Mark Davis mark@macchiato.com
Mon, 25 Jun 2001 11:18:52 -0700


comments below.

----- Original Message -----
From: "M.-A. Lemburg" <mal@lemburg.com>
To: "Mark Davis" <mark@macchiato.com>
Cc: "Gaute B Strokkenes" <gs234@cam.ac.uk>; "Tim Peters" <tim.one@home.com>;
<i18n-sig@python.org>; <unicode@unicode.org>
Sent: Monday, June 25, 2001 09:46
Subject: Re: [I18n-sig] Re: How does Python Unicode treat surrogates?


[snip]
>
> My question was targetting into a slightly different direction,
> though. I know that UTF-16 does not allow lone surrogates, but
> how does Unicode itself treat these ? If I have a sequence of Unicode
> code points which includes an isolated surrogate code point,
> would this be considered a legal Unicode sequence or not ?
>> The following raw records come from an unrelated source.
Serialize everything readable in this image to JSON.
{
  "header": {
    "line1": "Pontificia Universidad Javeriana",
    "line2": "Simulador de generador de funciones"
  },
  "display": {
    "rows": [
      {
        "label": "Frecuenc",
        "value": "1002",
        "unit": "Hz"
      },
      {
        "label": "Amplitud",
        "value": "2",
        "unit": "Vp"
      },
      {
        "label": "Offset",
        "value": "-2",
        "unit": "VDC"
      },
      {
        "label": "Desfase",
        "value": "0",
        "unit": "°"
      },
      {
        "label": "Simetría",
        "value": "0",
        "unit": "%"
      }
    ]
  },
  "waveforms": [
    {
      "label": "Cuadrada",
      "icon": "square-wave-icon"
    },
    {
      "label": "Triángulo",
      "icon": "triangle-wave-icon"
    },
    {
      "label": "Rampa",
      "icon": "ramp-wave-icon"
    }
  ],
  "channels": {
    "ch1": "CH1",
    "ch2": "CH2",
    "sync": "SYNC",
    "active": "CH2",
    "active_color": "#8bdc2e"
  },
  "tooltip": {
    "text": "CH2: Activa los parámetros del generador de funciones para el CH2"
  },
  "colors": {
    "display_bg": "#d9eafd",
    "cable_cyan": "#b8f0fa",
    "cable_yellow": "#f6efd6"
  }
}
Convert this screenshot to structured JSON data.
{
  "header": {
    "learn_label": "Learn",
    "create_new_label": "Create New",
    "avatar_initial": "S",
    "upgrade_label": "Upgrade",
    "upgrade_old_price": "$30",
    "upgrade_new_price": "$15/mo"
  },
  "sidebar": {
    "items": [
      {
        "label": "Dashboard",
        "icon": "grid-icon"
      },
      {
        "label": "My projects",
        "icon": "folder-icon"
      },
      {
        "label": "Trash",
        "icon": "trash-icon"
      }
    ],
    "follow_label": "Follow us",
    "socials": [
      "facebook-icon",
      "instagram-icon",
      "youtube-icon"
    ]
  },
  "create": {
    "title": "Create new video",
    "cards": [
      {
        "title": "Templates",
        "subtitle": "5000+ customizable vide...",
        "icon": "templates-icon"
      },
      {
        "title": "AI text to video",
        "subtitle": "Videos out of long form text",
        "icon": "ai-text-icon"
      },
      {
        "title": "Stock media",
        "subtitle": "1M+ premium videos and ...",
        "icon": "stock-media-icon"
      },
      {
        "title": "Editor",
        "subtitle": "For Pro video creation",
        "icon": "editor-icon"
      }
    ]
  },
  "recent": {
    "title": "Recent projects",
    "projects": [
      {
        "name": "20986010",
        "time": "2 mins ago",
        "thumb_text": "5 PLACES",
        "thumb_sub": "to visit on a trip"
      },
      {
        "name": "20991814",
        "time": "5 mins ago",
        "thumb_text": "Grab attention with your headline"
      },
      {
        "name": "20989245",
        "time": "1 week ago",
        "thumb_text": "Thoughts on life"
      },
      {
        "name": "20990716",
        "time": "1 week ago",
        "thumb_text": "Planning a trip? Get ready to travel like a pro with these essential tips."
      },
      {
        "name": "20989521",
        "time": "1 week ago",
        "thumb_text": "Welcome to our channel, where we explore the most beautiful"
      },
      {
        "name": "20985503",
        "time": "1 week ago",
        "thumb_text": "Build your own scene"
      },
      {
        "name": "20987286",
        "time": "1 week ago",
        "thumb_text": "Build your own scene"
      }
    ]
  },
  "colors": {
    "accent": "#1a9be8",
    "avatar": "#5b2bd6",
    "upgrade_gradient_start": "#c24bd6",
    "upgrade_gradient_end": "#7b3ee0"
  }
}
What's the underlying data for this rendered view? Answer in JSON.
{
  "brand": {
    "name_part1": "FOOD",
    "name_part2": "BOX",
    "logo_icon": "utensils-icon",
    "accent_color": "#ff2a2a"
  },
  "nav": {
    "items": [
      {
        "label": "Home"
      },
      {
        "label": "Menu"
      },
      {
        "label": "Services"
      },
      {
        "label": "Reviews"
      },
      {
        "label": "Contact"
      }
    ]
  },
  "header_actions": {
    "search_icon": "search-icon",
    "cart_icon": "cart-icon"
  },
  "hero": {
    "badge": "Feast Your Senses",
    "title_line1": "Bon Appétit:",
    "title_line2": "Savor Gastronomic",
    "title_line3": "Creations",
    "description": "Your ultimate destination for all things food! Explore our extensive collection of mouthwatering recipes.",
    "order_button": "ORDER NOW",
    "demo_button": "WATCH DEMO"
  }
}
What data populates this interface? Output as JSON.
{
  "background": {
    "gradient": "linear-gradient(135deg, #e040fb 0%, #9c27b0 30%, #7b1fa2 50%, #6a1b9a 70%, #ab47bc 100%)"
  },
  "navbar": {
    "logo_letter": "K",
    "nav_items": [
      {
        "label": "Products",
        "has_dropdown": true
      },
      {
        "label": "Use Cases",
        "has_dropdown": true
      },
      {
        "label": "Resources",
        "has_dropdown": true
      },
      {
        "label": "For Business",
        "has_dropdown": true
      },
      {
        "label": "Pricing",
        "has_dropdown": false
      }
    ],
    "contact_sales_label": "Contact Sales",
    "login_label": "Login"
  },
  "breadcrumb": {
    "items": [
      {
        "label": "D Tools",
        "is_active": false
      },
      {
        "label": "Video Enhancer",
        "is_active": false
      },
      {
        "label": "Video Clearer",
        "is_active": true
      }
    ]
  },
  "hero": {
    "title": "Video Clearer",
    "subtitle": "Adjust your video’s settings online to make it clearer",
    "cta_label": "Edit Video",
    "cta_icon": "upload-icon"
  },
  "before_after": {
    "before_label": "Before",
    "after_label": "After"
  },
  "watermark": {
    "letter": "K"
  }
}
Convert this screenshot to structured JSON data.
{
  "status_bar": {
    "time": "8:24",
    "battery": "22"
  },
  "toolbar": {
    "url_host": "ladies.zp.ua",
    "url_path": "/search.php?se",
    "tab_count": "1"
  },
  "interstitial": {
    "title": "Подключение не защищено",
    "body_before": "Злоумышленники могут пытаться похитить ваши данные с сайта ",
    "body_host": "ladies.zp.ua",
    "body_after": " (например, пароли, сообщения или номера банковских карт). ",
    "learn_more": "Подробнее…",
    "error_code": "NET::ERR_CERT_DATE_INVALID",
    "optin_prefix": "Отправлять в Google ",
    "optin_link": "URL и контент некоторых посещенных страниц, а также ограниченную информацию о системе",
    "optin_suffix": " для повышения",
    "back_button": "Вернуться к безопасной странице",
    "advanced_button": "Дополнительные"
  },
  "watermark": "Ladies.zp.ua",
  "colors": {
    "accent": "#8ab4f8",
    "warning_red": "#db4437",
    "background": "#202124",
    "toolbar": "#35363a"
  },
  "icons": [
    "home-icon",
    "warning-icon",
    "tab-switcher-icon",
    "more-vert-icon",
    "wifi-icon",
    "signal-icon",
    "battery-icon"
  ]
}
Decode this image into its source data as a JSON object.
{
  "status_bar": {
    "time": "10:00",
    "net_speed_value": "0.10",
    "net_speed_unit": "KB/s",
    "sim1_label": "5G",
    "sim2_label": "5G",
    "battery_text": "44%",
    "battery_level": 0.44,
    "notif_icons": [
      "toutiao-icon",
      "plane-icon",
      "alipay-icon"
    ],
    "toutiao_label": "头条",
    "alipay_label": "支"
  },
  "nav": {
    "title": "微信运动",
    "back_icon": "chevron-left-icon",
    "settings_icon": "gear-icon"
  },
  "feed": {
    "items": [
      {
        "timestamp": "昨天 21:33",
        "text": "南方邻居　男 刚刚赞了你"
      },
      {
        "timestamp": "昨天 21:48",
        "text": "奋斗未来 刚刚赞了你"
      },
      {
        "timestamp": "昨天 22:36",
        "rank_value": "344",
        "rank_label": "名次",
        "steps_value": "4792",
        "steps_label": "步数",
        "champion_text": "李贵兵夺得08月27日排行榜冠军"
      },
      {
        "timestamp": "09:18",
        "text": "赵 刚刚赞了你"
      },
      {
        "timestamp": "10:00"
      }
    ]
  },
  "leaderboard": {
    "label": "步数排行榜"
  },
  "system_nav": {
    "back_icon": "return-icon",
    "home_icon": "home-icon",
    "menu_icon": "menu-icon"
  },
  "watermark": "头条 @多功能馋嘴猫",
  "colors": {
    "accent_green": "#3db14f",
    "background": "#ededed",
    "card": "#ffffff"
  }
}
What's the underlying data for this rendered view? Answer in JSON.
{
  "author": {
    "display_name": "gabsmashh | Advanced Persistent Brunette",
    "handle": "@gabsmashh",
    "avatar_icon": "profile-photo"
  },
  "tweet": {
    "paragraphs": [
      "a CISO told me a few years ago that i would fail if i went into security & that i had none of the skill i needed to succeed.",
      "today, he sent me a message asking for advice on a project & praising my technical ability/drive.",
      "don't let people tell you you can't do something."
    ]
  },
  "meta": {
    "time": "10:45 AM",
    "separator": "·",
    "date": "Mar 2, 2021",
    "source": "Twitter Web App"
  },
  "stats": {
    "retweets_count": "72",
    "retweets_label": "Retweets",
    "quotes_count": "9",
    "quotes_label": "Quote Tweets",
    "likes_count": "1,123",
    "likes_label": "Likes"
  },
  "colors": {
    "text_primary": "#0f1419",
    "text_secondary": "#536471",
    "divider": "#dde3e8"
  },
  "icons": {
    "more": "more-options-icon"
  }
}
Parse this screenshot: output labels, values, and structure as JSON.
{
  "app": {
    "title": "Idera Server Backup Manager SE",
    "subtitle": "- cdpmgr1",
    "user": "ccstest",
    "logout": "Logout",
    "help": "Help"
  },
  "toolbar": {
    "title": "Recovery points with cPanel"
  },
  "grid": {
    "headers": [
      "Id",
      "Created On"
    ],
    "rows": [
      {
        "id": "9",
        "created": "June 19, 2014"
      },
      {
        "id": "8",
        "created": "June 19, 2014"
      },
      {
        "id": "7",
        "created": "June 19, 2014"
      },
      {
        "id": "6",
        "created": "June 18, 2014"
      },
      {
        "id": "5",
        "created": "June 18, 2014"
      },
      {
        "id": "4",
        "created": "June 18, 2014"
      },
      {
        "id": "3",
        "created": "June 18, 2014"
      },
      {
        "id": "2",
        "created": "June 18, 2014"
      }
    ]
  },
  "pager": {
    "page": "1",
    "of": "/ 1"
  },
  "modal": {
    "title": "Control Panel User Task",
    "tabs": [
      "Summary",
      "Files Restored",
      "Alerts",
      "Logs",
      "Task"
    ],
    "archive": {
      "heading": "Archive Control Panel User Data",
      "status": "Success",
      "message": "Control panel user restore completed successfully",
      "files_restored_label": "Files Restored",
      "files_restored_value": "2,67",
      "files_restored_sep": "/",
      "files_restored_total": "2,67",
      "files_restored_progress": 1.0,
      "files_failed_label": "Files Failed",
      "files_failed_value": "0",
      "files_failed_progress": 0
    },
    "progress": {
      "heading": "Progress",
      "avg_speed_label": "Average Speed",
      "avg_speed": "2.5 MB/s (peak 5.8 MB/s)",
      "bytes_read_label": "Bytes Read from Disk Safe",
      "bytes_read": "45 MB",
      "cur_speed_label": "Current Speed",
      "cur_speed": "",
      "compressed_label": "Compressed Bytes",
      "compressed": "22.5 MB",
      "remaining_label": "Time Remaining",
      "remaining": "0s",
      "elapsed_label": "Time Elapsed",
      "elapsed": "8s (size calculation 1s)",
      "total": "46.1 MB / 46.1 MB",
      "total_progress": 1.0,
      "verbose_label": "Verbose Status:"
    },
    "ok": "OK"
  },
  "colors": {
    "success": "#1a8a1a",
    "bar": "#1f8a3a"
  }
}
It is a legal Unicode code point sequence. However, it is not a legal
Unicode *character* sequence, since it contains code points that by
definition cannot be used to represent characters.

>
> > However, you can certainly deal with surrogate code units in storage,
and it
> > is permissible on that level to handle them. For example, most UTF-16
string
> > interfaces use code unit indices, so that a string from position 3 of
length
> > 5 will include precisely 5 code units, not however many code points (or
> > graphemes!) they take up. Similarly for UTF-8 strings, the low-level
units
> > are bytes.
>
> FYI, Python currently uses UTF-16 as internal storage format
> and also exposes this through its indexing interfaces. In that
> sense isolated surrogates would be illegal. The codecs which
> convert such Unicode object to other encodings would raise an
> exception.

> Unicode object constructors, slicing and concatenating
> Unicode objects currently do not apply any checks though.

That is what is typically done, since using codepoint indices on each
operation is a very significant performance burden.

Mark